When the palace was an orphanage
It’s not difficult to imagine this beautiful place crawling with children. And from 1956 to 1989 it did. During that period the property, having been confiscated from private owners by the post-war communist government, served as the local orphanage. These are the only photos we have found so far from that period. As best we can tell, they are from the 1960s and 1970s.
Still today, they come. Buzzing from the service gate, or banging the knocker against the front door. Last summer a man arrived with his two lanky sons from one of the local villages. He wanted to show the boys where he’d spent his childhood. Upstairs, in what is now the yellow suite — in the southeast corner of the building — he pointed to a spot on the floor and declared: “There, boys. That’s where my bed was.”
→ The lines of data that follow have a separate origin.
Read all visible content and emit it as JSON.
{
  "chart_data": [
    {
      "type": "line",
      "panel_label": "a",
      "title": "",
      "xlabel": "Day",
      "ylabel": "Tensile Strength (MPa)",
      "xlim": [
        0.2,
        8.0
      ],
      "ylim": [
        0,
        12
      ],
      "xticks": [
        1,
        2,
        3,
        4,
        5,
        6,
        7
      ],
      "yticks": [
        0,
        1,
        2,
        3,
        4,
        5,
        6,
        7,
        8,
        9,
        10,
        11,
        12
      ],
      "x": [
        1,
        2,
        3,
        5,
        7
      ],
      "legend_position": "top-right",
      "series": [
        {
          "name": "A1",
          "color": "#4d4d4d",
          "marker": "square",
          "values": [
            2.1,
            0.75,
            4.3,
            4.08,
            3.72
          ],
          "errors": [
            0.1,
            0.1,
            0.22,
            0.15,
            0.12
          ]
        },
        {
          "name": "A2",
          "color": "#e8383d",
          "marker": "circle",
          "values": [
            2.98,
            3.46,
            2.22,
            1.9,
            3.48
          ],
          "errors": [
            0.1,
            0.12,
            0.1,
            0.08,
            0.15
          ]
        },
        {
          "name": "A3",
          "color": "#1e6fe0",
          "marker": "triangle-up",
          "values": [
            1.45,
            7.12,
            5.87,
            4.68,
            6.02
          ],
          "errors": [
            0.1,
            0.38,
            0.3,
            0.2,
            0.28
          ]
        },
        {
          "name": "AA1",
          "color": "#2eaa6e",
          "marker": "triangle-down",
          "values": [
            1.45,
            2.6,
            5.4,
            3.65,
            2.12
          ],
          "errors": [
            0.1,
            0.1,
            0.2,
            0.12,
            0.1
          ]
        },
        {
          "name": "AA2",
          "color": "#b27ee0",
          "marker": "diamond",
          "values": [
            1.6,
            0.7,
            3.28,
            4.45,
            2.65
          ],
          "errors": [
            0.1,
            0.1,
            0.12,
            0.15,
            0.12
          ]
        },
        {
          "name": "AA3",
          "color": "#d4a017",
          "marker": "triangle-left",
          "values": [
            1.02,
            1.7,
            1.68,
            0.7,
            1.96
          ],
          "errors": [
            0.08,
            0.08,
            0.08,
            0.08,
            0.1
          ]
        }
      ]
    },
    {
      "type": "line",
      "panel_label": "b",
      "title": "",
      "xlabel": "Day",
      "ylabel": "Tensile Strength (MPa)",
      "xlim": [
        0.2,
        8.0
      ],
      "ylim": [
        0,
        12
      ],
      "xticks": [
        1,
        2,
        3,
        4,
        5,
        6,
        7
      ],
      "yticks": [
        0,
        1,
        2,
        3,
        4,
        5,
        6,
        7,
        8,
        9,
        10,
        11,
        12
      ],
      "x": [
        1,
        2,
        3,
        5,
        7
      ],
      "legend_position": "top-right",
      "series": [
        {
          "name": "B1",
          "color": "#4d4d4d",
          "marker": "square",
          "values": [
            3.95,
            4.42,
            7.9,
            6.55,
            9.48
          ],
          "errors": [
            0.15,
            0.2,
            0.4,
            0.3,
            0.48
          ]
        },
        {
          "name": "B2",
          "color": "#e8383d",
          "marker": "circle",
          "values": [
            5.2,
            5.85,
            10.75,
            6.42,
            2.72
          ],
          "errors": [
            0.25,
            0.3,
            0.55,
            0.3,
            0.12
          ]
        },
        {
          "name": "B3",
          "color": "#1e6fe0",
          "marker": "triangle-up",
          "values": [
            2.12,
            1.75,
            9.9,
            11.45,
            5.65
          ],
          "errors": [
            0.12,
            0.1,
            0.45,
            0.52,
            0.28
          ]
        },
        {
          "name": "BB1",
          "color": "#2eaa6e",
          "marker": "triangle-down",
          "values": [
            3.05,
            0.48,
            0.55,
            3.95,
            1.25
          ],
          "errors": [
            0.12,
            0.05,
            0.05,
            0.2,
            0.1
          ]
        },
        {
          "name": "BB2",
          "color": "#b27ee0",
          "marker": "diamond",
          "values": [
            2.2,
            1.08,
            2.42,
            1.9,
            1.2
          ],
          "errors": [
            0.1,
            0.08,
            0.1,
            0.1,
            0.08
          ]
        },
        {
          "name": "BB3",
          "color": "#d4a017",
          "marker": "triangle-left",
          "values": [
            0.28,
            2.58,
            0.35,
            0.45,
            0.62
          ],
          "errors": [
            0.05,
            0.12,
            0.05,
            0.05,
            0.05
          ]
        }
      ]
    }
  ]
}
When we started the renovation of the Palace in 2003, we began with a year-long project securing and hydro-insulating the foundation. Through all that digging, we found many tell-tale signs of the kids who’d made this place home down through the years. Old shoes, bits of tattered school books, broken toys. Our massive old trees also bear witness to boys with pocket knives, seeking a bit of immortality.